Background and Aims: Nuclear factor kappa B (NF-κB) activation, proinflammatory cytokines, and reactive oxygen species have been implicated as mediators of liver injury and fibrogenesis. We have shown recently that pyrrolidine dithiocarbamate (PDTC), an antioxidant and inhibitor of NF-κB activation, was protective in a rat model of acute liver failure. The aim of the present study was to examine the efficacy of PDTC in a chronic rat model of thioacetamide (TAA)-induced hepatic fibrosis. Methods: Liver cirrhosis was induced by intraperitoneal injections of TAA (200mg/kg) twice weekly for 12 weeks. Two groups of rats also received PDTC (either 20 or 60 mg/kg, i.p. for 12 weeks).
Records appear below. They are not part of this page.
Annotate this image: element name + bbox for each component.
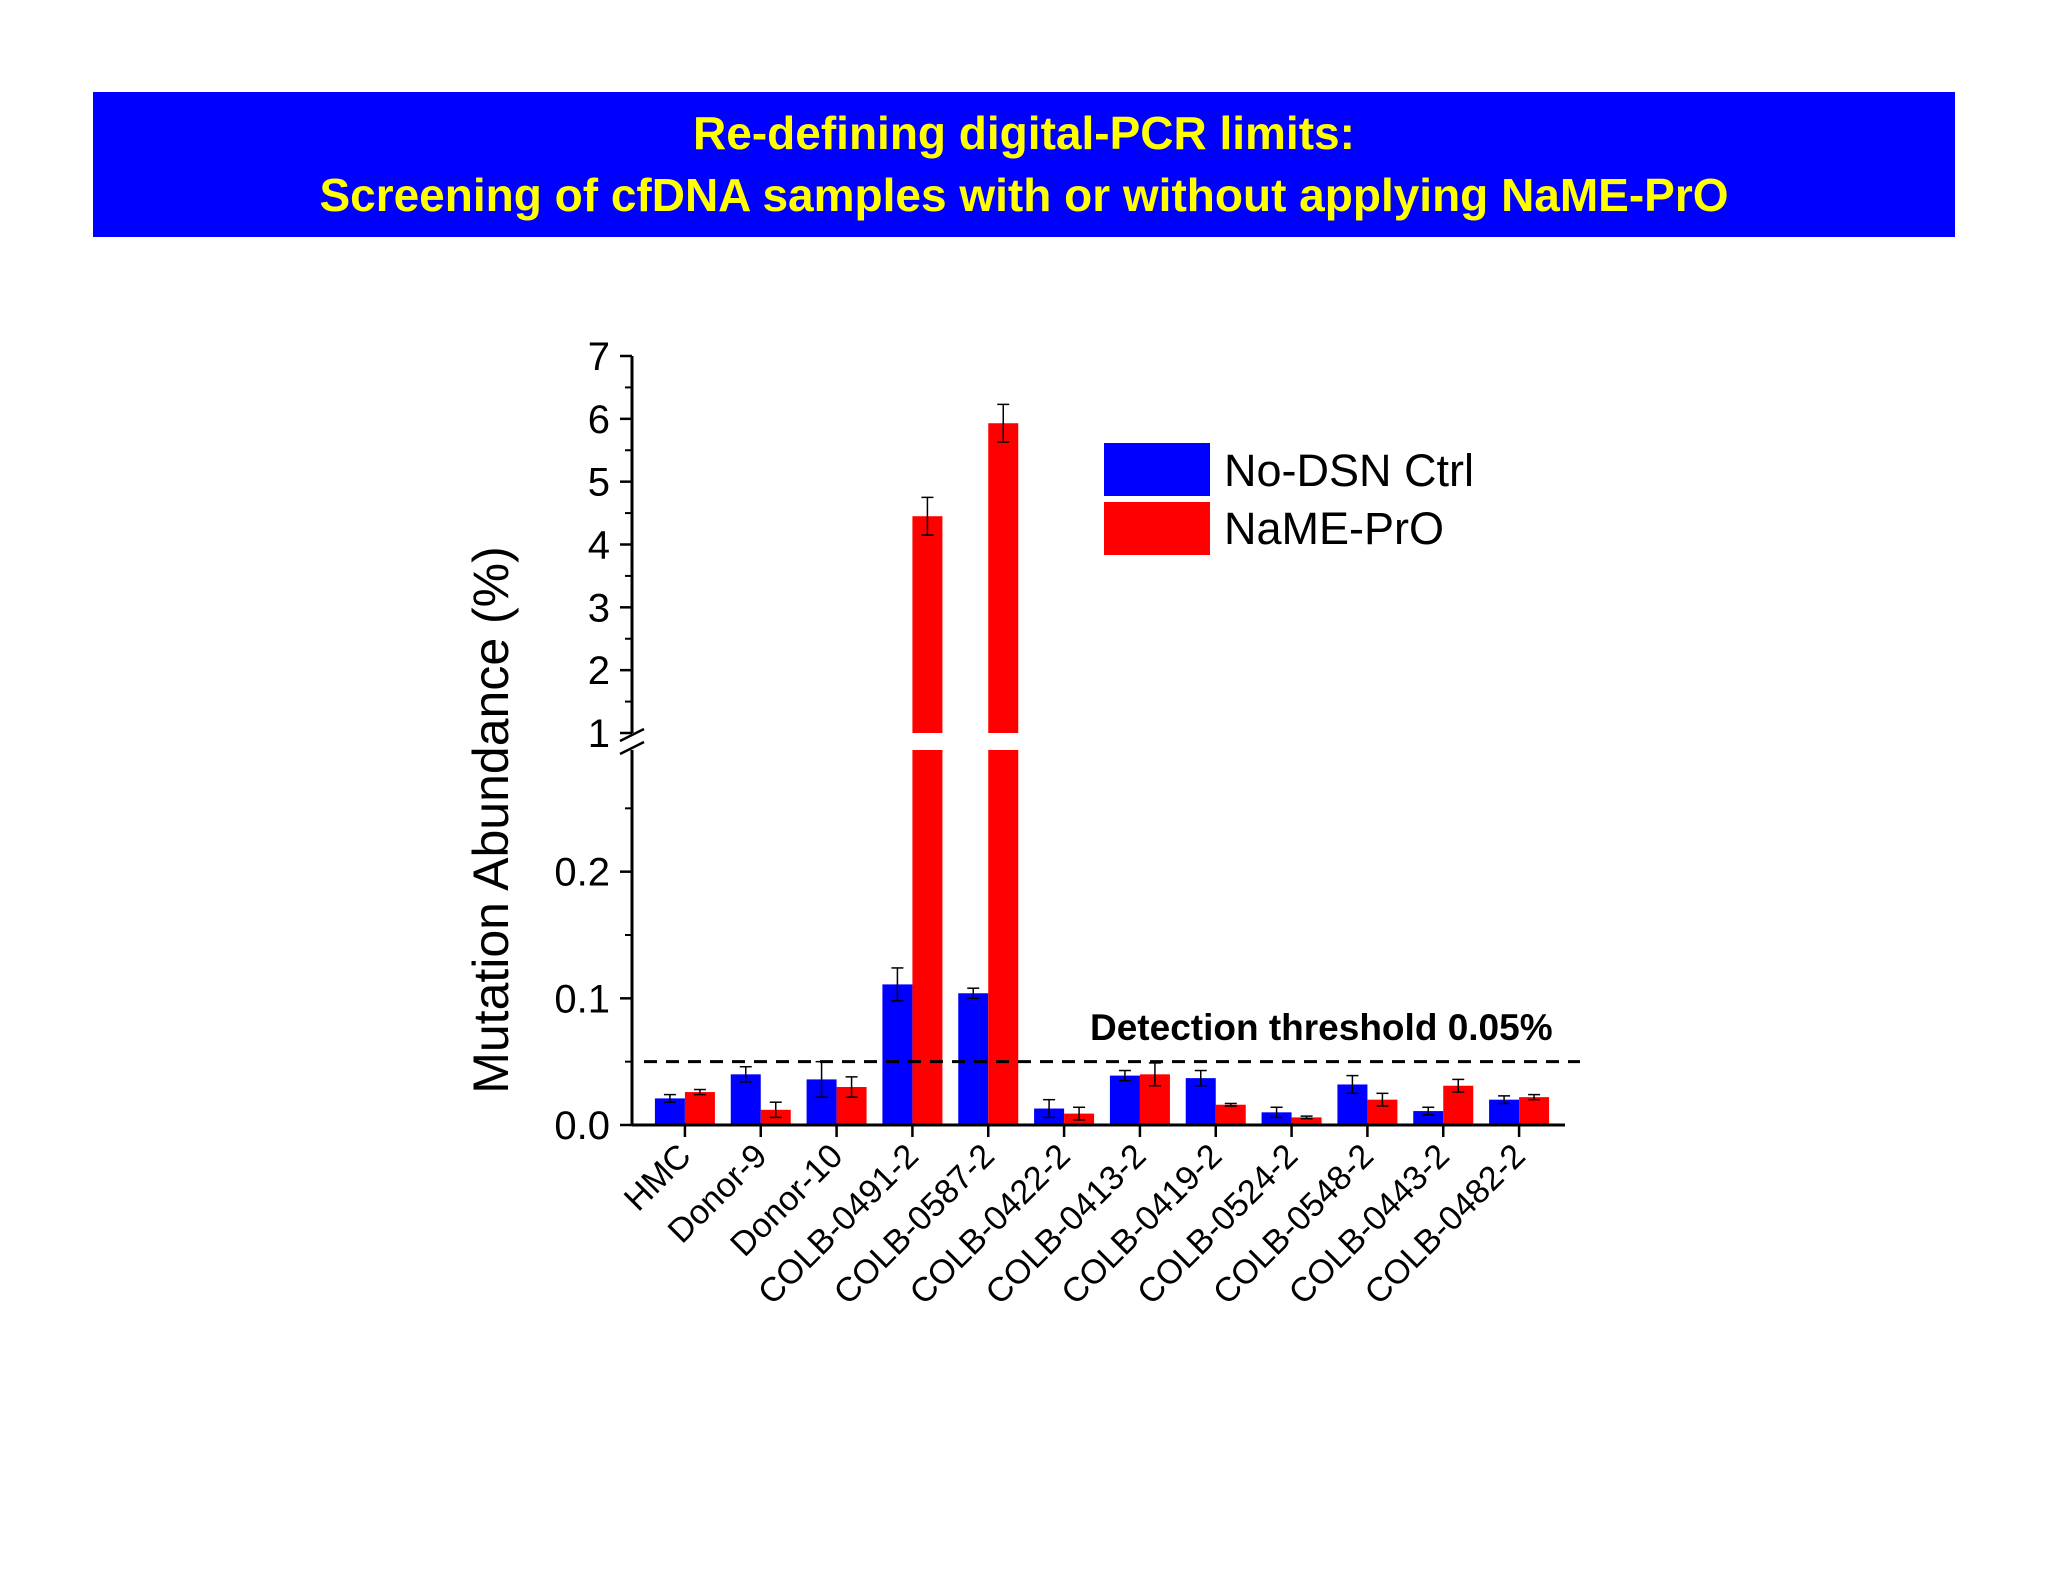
bar-0-10 bbox=[1413, 1111, 1444, 1125]
bar-0-4 bbox=[958, 993, 989, 1125]
title-line-1: Re-defining digital-PCR limits: bbox=[693, 107, 1355, 159]
legend-swatch-no-dsn bbox=[1104, 443, 1210, 496]
bar-0-6 bbox=[1109, 1075, 1140, 1125]
y-tick-label: 2 bbox=[588, 649, 610, 693]
bar-1-4-upper bbox=[988, 423, 1019, 733]
y-tick-label: 4 bbox=[588, 524, 610, 568]
axis-break-mark bbox=[619, 740, 645, 756]
bar-1-11 bbox=[1519, 1097, 1550, 1125]
y-tick-label: 5 bbox=[588, 461, 610, 505]
y-axis-label: Mutation Abundance (%) bbox=[463, 546, 519, 1094]
bar-1-7 bbox=[1215, 1104, 1246, 1125]
y-tick-label: 0.1 bbox=[554, 977, 610, 1021]
y-tick-label: 0.0 bbox=[554, 1104, 610, 1148]
bar-0-3 bbox=[882, 984, 913, 1125]
legend-swatch-name-pro bbox=[1104, 502, 1210, 555]
bar-0-8 bbox=[1261, 1112, 1292, 1125]
y-tick-label: 0.2 bbox=[554, 851, 610, 895]
bar-1-0 bbox=[684, 1092, 715, 1125]
legend: No-DSN Ctrl NaME-PrO bbox=[1104, 443, 1474, 555]
bar-1-3-upper bbox=[912, 516, 943, 733]
bar-0-1 bbox=[730, 1074, 761, 1125]
bar-1-4-lower bbox=[988, 750, 1019, 1125]
y-tick-label: 6 bbox=[588, 398, 610, 442]
axis-break-mark bbox=[619, 727, 645, 743]
legend-label-no-dsn: No-DSN Ctrl bbox=[1224, 445, 1474, 496]
bar-1-8 bbox=[1291, 1117, 1322, 1125]
y-tick-label: 7 bbox=[588, 335, 610, 379]
threshold-label: Detection threshold 0.05% bbox=[1090, 1007, 1553, 1048]
title-line-2: Screening of cfDNA samples with or witho… bbox=[319, 169, 1729, 221]
bar-1-3-lower bbox=[912, 750, 943, 1125]
legend-label-name-pro: NaME-PrO bbox=[1224, 503, 1444, 554]
y-tick-label: 3 bbox=[588, 586, 610, 630]
y-tick-label: 1 bbox=[588, 712, 610, 756]
title-banner: Re-defining digital-PCR limits: Screenin… bbox=[93, 92, 1955, 237]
Results: TAA administration induced liver cirrhosis, which was inhibited by PDTC in a dose-dependent manner. The histopathologic score of fibrosis, the spleen weight, and hepatic hydroxyproline were significantly lower in the rats treated with TAA+PDTC compared with TAA only (P<0.001). The hepatic levels of thiobarbituric acid reactive substances and protein carbonyls after 12 weeks of treatment were also lower in the rats treated with TAA+PDTC (P = 0.02 and 0.01, respectively), indicating reduced oxidative stress. Immunohistochemical studies and in situ hybridization demonstrated inhibition of stellate cell (α smooth muscle actin positive) activation, tissue inhibitor of metalloproteinase-2, and collagen α1(I) gene expression in the livers of the PDTC-treated rats. As determined by Northern blot analysis, PDTC had no inhibitory effect on collagen α1(I) gene expression in the rat hepatic stellate cells-T6 cells in vitro. Conclusions: PDTC inhibits the development of liver cirrhosis in TAA-treated rats. The mechanism of action is associated with decreased oxidative stress and hepatic necroinflammation.